China bans new deposit certificates, tightening screws on interbank lending to curb risks
The central bank will ban financial institutions from issuing interbank negotiable certificates of deposit with maturity of more than one year from September 1
China has tightened the scrutiny of interbank funding by banning new issues of long-term negotiable certificates of deposit (NCDs) from September 1 as part of its broader drive to curb financial risks.
From Friday, financial institutions will not be allowed to issue interbank NCDs exceeding one year, the People’s Bank of China said on its website on Thursday.
China had previously allowed the issuance of certificates with maturities of two and three years. The central bank said existing long-term NCDs would be allowed to run their course until maturity.
The certificates, introduced in China in 2013, are an important source of funding for smaller banks that find it harder to attract saving deposits due to their limited network.
NCD issues have grown quickly over the last two years, with smaller lenders using them to aggressively raise money to invest in higher yield but risky instruments to profit from the spread.
Authorities who have been alerted to the heightened risks from the growing volume have stepped up scrutiny this year.
China’s interbank business shrank in the first half of the year for the first time since 2010 as the crackdown on financial risks took effect, according to the China Banking Regulatory Commission (CBRC).
“The latest step signals regulators’ ongoing stance to strengthen the regulation of the interbank business, steering money to be pumped into supporting the real economy instead of being manipulated within the financial industry,” said Xu Wenbing, chief banking analyst at Bank of Communications in Shanghai.
The central bank’s head of the financial research institute, Sun Guofeng tried to play down the ban’s impact, citing the marginal scale of the long-term certificates, according to a report from the central bank-affiliated Financial News on Thursday.

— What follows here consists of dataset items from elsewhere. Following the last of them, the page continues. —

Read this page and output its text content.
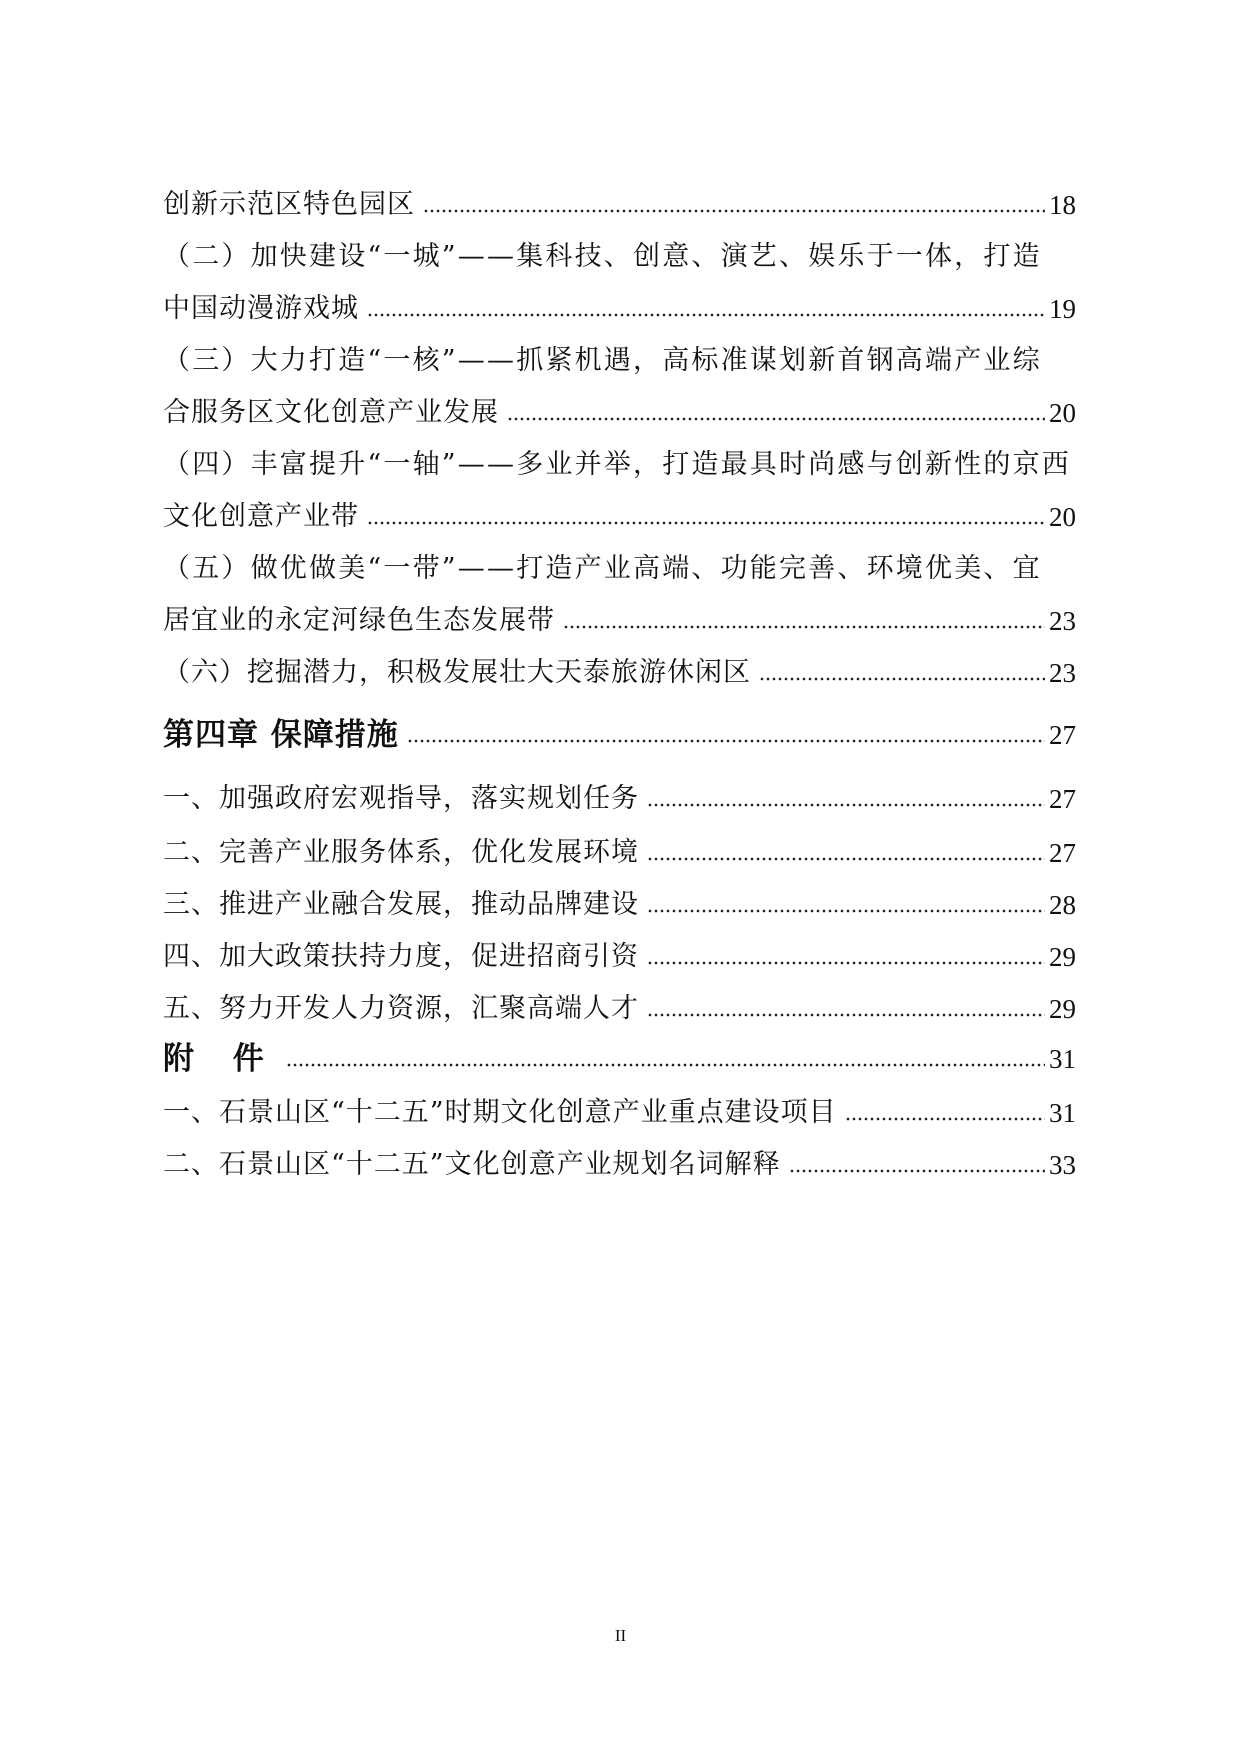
创新示范区特色园区	18
（二）加快建设“一城”——集科技、创意、演艺、娱乐于一体，打造
中国动漫游戏城	19
（三）大力打造“一核”——抓紧机遇，高标准谋划新首钢高端产业综
合服务区文化创意产业发展	20
（四）丰富提升“一轴”——多业并举，打造最具时尚感与创新性的京西
文化创意产业带	20
（五）做优做美“一带”——打造产业高端、功能完善、环境优美、宜
居宜业的永定河绿色生态发展带	23
（六）挖掘潜力，积极发展壮大天泰旅游休闲区	23
第四章 保障措施	27
一、加强政府宏观指导，落实规划任务	27
二、完善产业服务体系，优化发展环境	27
三、推进产业融合发展，推动品牌建设	28
四、加大政策扶持力度，促进招商引资	29
五、努力开发人力资源，汇聚高端人才	29
附 件	31
一、石景山区“十二五”时期文化创意产业重点建设项目	31
二、石景山区“十二五”文化创意产业规划名词解释	33
II
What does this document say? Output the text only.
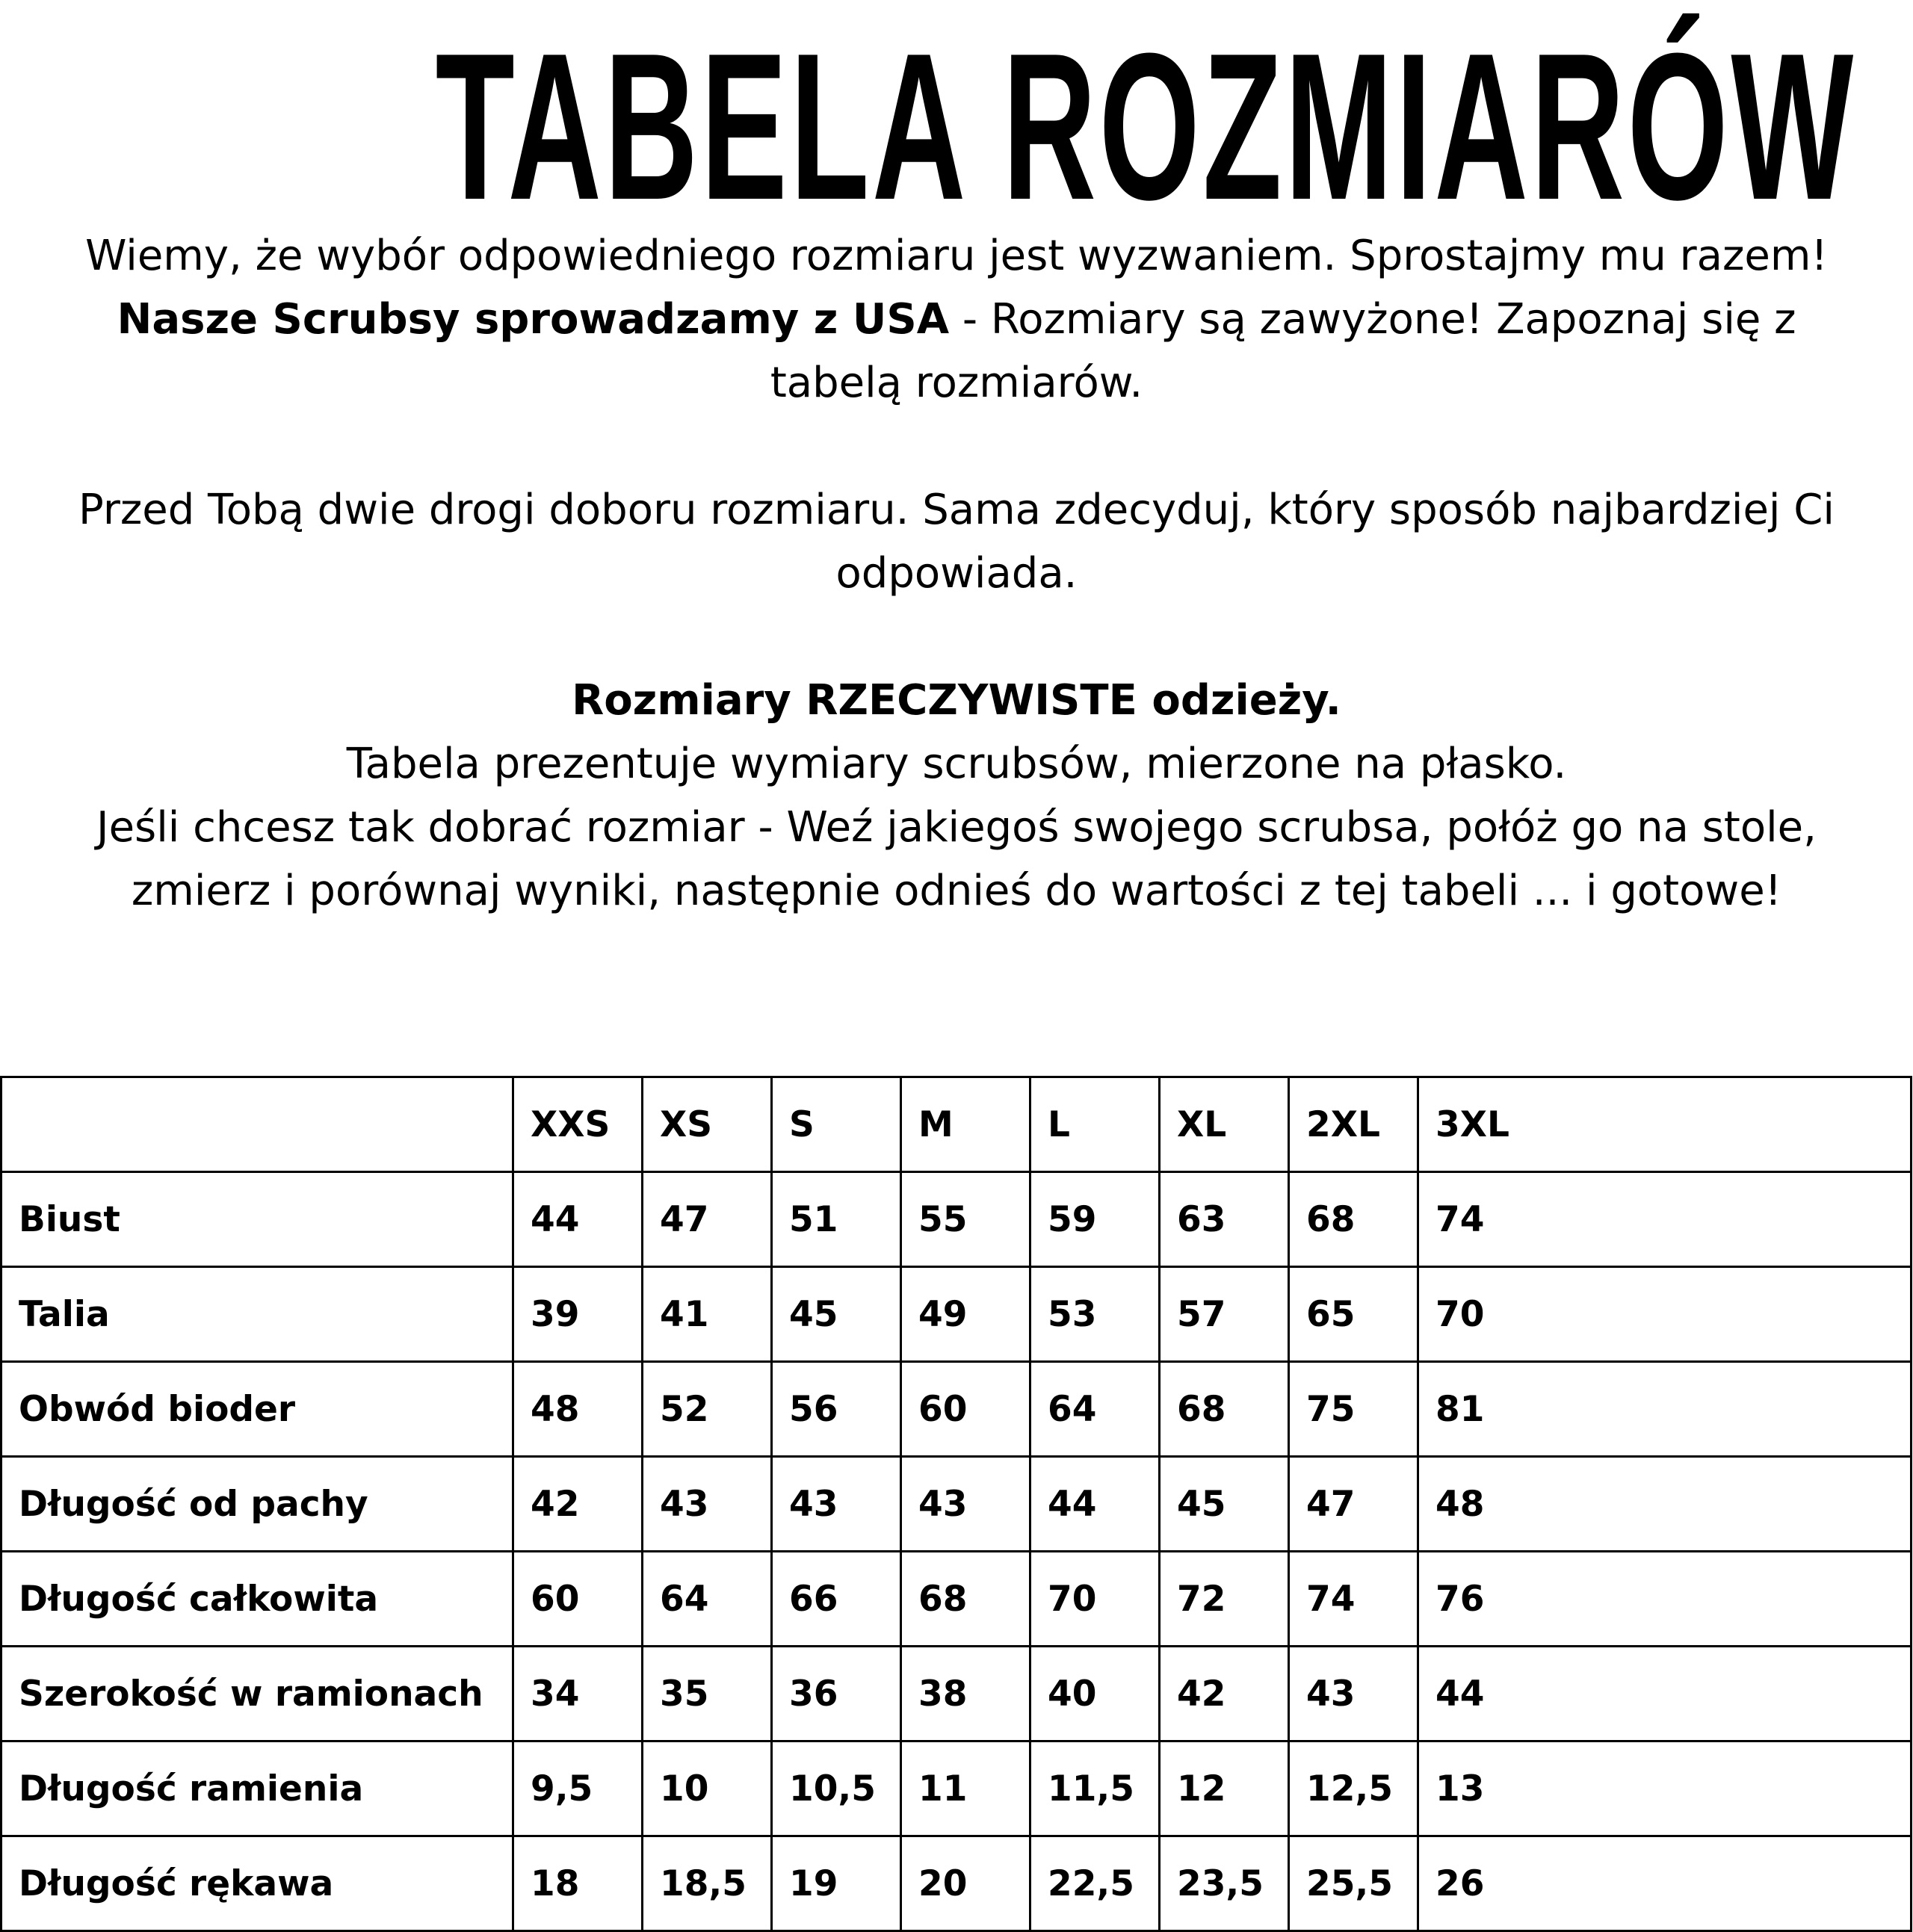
TABELA ROZMIARÓW

Wiemy, że wybór odpowiedniego rozmiaru jest wyzwaniem. Sprostajmy mu razem!

Nasze Scrubsy sprowadzamy z USA - Rozmiary są zawyżone! Zapoznaj się z tabelą rozmiarów.

Przed Tobą dwie drogi doboru rozmiaru. Sama zdecyduj, który sposób najbardziej Ci odpowiada.

Rozmiary RZECZYWISTE odzieży.

Tabela prezentuje wymiary scrubsów, mierzone na płasko.

Jeśli chcesz tak dobrać rozmiar - Weź jakiegoś swojego scrubsa, połóż go na stole, zmierz i porównaj wyniki, następnie odnieś do wartości z tej tabeli ... i gotowe!

	XXS	XS	S	M	L	XL	2XL	3XL
Biust	44	47	51	55	59	63	68	74
Talia	39	41	45	49	53	57	65	70
Obwód bioder	48	52	56	60	64	68	75	81
Długość od pachy	42	43	43	43	44	45	47	48
Długość całkowita	60	64	66	68	70	72	74	76
Szerokość w ramionach	34	35	36	38	40	42	43	44
Długość ramienia	9,5	10	10,5	11	11,5	12	12,5	13
Długość rękawa	18	18,5	19	20	22,5	23,5	25,5	26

Sun said the outstanding value of certificates with more than one-year maturity stood at 111.5 billion yuan (US$17 billion) at the end of June, accounting for a mere 1.4 per cent of all certificates.
In the first half, financial institutions issued a total of 37.2 billion yuan of longer-than-one-year certificates, or 0.4 per cent of the total issuance in the period.
The central bank said earlier in August that it would start to include certificates issued by banks with assets of more than 500 billion yuan when it calculates their interbank liabilities under its macroprudential assessment from the first quarter of 2018.
In May 2014, the central bank and the CBRC capped interbank liabilities at no more than a third of a bank’s total liabilities, but the issuance of certificates in those early days were not taken into account as interbank liabilities.
Banks have been quick to take advantage of the loophole. At their peak in the last two years, the certificates accounted for over half of total debt issuance.